Moving on I fired up the Ryzen Graphic workload in Blender, this is a relatively quick test for high-end CPUs and we see that with the 2990WX which took just 8.3 seconds. This meant it completed the workload 36% faster than the 2950X and 31% faster than the Core i9-7980XE.
Again an impressive completion time for the 2990WX but it has to be said for a doubling of cores we are only seeing a 55% boost in overall performance when compared to the 2950X and there is only a very minor clock speed difference between the two. So what about a workload that takes significantly longer than a few seconds for the 2990WX to complete.

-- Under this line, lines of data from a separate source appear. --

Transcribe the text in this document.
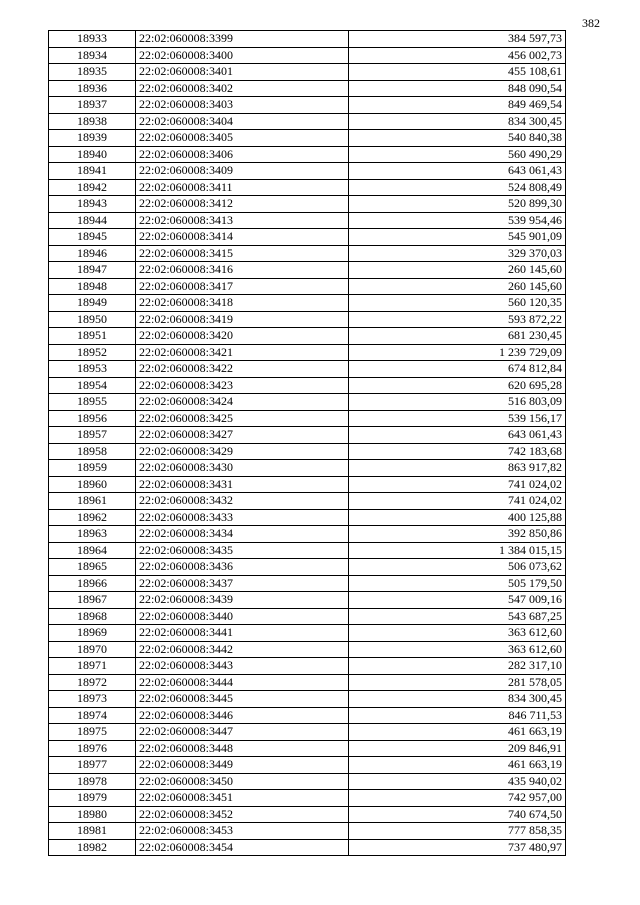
382
18933	22:02:060008:3399	384 597,73
18934	22:02:060008:3400	456 002,73
18935	22:02:060008:3401	455 108,61
18936	22:02:060008:3402	848 090,54
18937	22:02:060008:3403	849 469,54
18938	22:02:060008:3404	834 300,45
18939	22:02:060008:3405	540 840,38
18940	22:02:060008:3406	560 490,29
18941	22:02:060008:3409	643 061,43
18942	22:02:060008:3411	524 808,49
18943	22:02:060008:3412	520 899,30
18944	22:02:060008:3413	539 954,46
18945	22:02:060008:3414	545 901,09
18946	22:02:060008:3415	329 370,03
18947	22:02:060008:3416	260 145,60
18948	22:02:060008:3417	260 145,60
18949	22:02:060008:3418	560 120,35
18950	22:02:060008:3419	593 872,22
18951	22:02:060008:3420	681 230,45
18952	22:02:060008:3421	1 239 729,09
18953	22:02:060008:3422	674 812,84
18954	22:02:060008:3423	620 695,28
18955	22:02:060008:3424	516 803,09
18956	22:02:060008:3425	539 156,17
18957	22:02:060008:3427	643 061,43
18958	22:02:060008:3429	742 183,68
18959	22:02:060008:3430	863 917,82
18960	22:02:060008:3431	741 024,02
18961	22:02:060008:3432	741 024,02
18962	22:02:060008:3433	400 125,88
18963	22:02:060008:3434	392 850,86
18964	22:02:060008:3435	1 384 015,15
18965	22:02:060008:3436	506 073,62
18966	22:02:060008:3437	505 179,50
18967	22:02:060008:3439	547 009,16
18968	22:02:060008:3440	543 687,25
18969	22:02:060008:3441	363 612,60
18970	22:02:060008:3442	363 612,60
18971	22:02:060008:3443	282 317,10
18972	22:02:060008:3444	281 578,05
18973	22:02:060008:3445	834 300,45
18974	22:02:060008:3446	846 711,53
18975	22:02:060008:3447	461 663,19
18976	22:02:060008:3448	209 846,91
18977	22:02:060008:3449	461 663,19
18978	22:02:060008:3450	435 940,02
18979	22:02:060008:3451	742 957,00
18980	22:02:060008:3452	740 674,50
18981	22:02:060008:3453	777 858,35
18982	22:02:060008:3454	737 480,97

Disappointingly the much more complex and therefore longer to complete Gooseberry workload was less favorable to the 2990X. Okay so it still uprooted the 7980XE and kicked in it’s pins, but it was also only able to reduce the completion time by a 28% margin when compared to the 2950X. It was also able to reduce the render time by 20% when compared to the more expensive 7980XE, so that’s obvious a great result for AMD. Still it’s a troubling sign that in what should be an optimal workload for the 2990WX, we’re only seeing a 38% increase in performance, for a 100% increase in cores.

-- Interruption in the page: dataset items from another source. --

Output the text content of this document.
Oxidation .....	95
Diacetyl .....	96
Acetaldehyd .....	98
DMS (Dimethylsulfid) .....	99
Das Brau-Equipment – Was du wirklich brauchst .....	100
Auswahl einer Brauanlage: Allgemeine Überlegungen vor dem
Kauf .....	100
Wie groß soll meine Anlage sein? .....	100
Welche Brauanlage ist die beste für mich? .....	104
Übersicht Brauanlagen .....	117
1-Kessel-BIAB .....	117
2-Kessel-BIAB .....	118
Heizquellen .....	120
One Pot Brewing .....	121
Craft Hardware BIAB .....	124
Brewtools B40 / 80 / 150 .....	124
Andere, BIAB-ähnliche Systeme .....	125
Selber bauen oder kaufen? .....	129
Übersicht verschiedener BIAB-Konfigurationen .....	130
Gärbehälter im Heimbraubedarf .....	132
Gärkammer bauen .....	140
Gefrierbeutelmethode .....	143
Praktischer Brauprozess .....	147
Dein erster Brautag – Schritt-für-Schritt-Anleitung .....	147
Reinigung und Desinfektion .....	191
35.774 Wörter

Okay so POVray is the last rendering benchmark we’re going to look at and this one bodes well for the 2990WX. Here it was able to reduce the rendering time by 40% when compared to the 2950X and this meant it was 65% faster, so again not amazing scaling but 65% is much better than what we saw in Corona and Blender. It was also 57% faster than the Core i9-7980XE, so a massive win there.

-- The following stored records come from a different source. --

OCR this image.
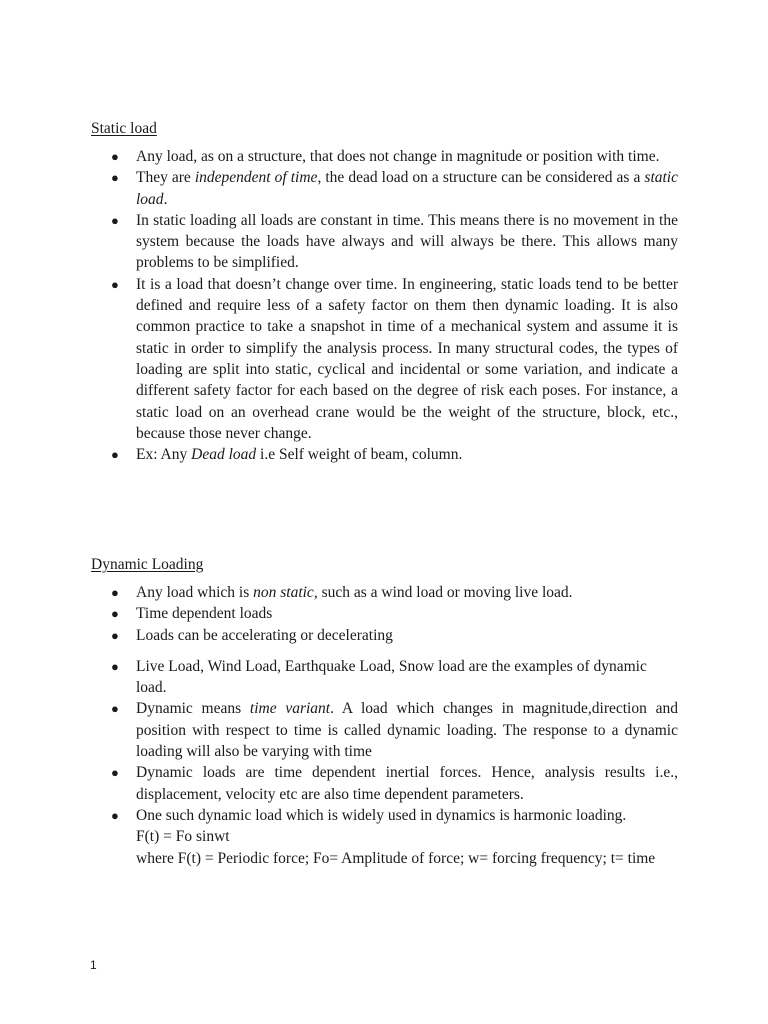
Static load
● Any load, as on a structure, that does not change in magnitude or position with time.
● They are independent of time, the dead load on a structure can be considered as a static load.
● In static loading all loads are constant in time. This means there is no movement in the system because the loads have always and will always be there. This allows many problems to be simplified.
● It is a load that doesn’t change over time. In engineering, static loads tend to be better defined and require less of a safety factor on them then dynamic loading. It is also common practice to take a snapshot in time of a mechanical system and assume it is static in order to simplify the analysis process. In many structural codes, the types of loading are split into static, cyclical and incidental or some variation, and indicate a different safety factor for each based on the degree of risk each poses. For instance, a static load on an overhead crane would be the weight of the structure, block, etc., because those never change.
● Ex: Any Dead load i.e Self weight of beam, column.
Dynamic Loading
● Any load which is non static, such as a wind load or moving live load.
● Time dependent loads
● Loads can be accelerating or decelerating
● Live Load, Wind Load, Earthquake Load, Snow load are the examples of dynamic load.
● Dynamic means time variant. A load which changes in magnitude,direction and position with respect to time is called dynamic loading. The response to a dynamic loading will also be varying with time
● Dynamic loads are time dependent inertial forces. Hence, analysis results i.e., displacement, velocity etc are also time dependent parameters.
● One such dynamic load which is widely used in dynamics is harmonic loading.
F(t) = Fo sinwt
where F(t) = Periodic force; Fo= Amplitude of force; w= forcing frequency; t= time
1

I’ve included the heavy multitasking results from RealBench which runs image editing, video compression and rendering tasks simultaneously. The 2990WX saw a peak load of 70% but for at least half of the test load was down around 20%, so that’s worth noting. Here we see the 2990WX providing a surprisingly poor result taking 43 seconds to complete the workload. This made the 32-core processor slower than even the 1950X. Here it was the 2950X that impressed, matching the Core i9-7960X and 7980XE. This meant the 2950X was able to complete the heavy multitasking test 6% faster than the 1950X, so again a great result.